Umsetzung mit Managed Switches
Die praktische Einführung ist heute meist unkomplizierter als früher. Ein Managed Switch erlaubt VLAN-Zuweisungen pro Port oder SSID, und moderne Firewalls können Inter-VLAN-Routing inklusive Regeln sauber abbilden. Wichtig ist ein klarer Plan:
- welche Geräte gehören in welches Segment?
- welche Verbindungen sind wirklich nötig?
- wo werden DHCP und DNS bereitgestellt?
- wie wird das Ganze dokumentiert?
Genau an diesem Punkt scheitern viele Projekte nicht an Technik, sondern an fehlender Bestandsaufnahme. Wer segmentieren will, muss zunächst wissen, was überhaupt im Netz vorhanden ist. Das BSI empfiehlt in seinen Grundschutz-Bausteinen seit Jahren eine saubere Strukturierung und Trennung von Netzen nach Schutzbedarf.
Typische Fehler bei der Einführung
Die häufigsten Probleme sind erstaunlich ähnlich:
- es gibt VLANs, aber keine restriktiven Regeln
- Geräte wurden falsch zugeordnet und „dürfen“ zu viel
- Drucker oder Scanner landen versehentlich im Management-Netz
- Dokumentation fehlt, daher entstehen Wildwuchs und Ausnahmen
- Monitoring und Logging werden nicht segmentübergreifend mitgedacht
Segmentierung ist kein Selbstzweck. Sie soll Kommunikation gezielt ermöglichen, nicht pauschal alles blockieren. Gute Regeln sind knapp, nachvollziehbar und dokumentiert.
Warum Segmentierung auch im Alltag hilft
Der Sicherheitsgewinn ist offensichtlich, aber Segmentierung bringt noch mehr: Störungen lassen sich schneller eingrenzen, Netze werden übersichtlicher, neue Standorte oder Dienste lassen sich sauberer integrieren, und Compliance-Anforderungen sind leichter nachvollziehbar. Gerade wenn später Themen wie SIEM, NIS2 oder externe Audits relevant werden, zahlt sich eine klare Netzstruktur sofort aus.

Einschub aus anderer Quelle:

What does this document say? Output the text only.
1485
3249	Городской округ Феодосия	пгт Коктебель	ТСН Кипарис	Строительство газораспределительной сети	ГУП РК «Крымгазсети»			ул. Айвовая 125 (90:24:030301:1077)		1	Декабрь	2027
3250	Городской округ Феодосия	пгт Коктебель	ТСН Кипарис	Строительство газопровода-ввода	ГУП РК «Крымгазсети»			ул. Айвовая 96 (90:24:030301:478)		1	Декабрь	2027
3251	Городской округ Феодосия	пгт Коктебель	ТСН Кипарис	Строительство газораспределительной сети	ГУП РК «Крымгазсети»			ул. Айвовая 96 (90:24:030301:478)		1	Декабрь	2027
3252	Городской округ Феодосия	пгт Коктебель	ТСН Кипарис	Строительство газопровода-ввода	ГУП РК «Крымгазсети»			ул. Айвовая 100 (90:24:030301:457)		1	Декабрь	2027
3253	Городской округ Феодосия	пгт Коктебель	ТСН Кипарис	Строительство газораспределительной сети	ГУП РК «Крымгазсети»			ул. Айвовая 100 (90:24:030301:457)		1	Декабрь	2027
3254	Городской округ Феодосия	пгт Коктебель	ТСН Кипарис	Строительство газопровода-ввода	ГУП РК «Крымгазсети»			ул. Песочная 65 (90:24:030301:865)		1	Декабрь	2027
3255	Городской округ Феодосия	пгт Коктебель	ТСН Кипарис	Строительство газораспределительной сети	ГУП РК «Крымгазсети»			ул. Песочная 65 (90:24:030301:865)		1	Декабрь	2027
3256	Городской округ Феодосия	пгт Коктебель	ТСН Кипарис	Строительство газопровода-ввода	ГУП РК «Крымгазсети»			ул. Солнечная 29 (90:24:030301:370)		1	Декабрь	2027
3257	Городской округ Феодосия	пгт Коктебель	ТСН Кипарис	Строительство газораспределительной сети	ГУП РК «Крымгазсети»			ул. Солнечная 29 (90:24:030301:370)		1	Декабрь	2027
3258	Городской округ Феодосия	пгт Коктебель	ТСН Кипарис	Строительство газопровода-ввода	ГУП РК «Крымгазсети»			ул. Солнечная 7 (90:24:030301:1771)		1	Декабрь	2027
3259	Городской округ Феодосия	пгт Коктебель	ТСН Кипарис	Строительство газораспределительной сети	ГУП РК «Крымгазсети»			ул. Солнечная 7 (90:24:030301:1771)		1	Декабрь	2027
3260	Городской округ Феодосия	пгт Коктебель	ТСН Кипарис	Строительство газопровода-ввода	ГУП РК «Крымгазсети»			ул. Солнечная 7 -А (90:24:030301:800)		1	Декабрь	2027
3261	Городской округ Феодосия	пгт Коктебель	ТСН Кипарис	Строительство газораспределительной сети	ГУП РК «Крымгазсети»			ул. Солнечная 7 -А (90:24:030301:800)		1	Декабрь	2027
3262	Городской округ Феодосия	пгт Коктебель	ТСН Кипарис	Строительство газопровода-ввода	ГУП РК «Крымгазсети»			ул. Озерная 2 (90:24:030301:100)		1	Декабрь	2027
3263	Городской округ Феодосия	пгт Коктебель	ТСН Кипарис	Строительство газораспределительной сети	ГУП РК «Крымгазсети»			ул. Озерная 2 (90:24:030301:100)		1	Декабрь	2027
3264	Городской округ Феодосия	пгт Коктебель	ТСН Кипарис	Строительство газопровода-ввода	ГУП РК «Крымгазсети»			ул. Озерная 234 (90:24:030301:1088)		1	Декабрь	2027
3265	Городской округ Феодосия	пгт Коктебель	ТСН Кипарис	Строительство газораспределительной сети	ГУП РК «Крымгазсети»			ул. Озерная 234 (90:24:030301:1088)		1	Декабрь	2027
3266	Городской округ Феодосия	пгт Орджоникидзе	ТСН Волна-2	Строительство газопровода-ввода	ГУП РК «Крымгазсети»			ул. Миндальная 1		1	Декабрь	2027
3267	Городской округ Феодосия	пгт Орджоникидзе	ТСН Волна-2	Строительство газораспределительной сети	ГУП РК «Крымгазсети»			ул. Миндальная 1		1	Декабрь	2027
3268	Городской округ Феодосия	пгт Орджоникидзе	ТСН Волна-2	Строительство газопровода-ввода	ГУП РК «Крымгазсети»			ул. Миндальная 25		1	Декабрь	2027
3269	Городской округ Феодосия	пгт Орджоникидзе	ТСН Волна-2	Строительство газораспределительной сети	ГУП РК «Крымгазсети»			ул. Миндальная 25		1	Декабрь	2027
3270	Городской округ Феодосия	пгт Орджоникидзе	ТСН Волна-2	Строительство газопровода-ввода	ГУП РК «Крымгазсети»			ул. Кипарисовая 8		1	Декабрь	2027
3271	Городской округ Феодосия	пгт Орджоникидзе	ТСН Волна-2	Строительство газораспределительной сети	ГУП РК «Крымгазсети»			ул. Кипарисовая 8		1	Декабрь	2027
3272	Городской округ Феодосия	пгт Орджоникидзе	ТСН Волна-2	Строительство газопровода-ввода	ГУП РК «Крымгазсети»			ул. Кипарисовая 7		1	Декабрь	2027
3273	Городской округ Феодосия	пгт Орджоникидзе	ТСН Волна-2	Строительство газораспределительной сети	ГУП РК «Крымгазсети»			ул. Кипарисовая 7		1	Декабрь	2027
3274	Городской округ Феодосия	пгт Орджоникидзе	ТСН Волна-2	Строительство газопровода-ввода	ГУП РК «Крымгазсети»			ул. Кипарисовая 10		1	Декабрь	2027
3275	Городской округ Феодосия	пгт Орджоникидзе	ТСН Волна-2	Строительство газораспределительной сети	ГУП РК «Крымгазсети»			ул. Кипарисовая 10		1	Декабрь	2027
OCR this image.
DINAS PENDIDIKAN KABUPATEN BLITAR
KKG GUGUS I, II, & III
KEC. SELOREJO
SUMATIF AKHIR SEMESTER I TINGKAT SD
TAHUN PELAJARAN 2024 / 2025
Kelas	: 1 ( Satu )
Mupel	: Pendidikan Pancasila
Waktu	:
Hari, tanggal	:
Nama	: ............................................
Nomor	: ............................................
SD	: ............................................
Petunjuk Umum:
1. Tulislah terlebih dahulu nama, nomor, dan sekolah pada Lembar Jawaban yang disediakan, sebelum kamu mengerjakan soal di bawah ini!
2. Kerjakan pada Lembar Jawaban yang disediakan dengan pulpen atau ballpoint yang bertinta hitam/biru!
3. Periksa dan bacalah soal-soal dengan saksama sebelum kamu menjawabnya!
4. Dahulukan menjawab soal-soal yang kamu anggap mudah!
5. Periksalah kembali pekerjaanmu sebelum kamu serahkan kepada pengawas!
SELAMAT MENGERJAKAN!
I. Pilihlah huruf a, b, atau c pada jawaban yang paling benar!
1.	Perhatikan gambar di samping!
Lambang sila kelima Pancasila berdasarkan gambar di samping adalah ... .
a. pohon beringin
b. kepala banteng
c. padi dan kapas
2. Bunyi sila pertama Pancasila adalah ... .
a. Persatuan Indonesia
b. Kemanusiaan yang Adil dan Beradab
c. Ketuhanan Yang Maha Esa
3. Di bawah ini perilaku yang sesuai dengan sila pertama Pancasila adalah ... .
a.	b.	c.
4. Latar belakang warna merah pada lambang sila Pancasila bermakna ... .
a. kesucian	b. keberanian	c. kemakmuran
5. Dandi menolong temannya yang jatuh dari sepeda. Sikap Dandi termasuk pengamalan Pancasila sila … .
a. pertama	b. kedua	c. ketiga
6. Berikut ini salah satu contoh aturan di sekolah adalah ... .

Ein flaches Netzwerk ist bequem – bis etwas schiefläuft. Dann zeigt sich, wie teuer Bequemlichkeit sein kann. Wer heute klein anfängt und sauber segmentiert, legt die Grundlage für ein deutlich robusteres Unternehmensnetz.
Segmentierung ist außerdem ein gutes Mittel gegen Schatten-IT. Sobald Geräte, Dienste und Verbindungen bewusst eingeordnet werden müssen, fällt schneller auf, was ungeplant im Netz hängt. Allein dieser Transparenzgewinn ist für viele KMU schon wertvoll, weil er Inventarisierung, Support und spätere Modernisierung deutlich erleichtert.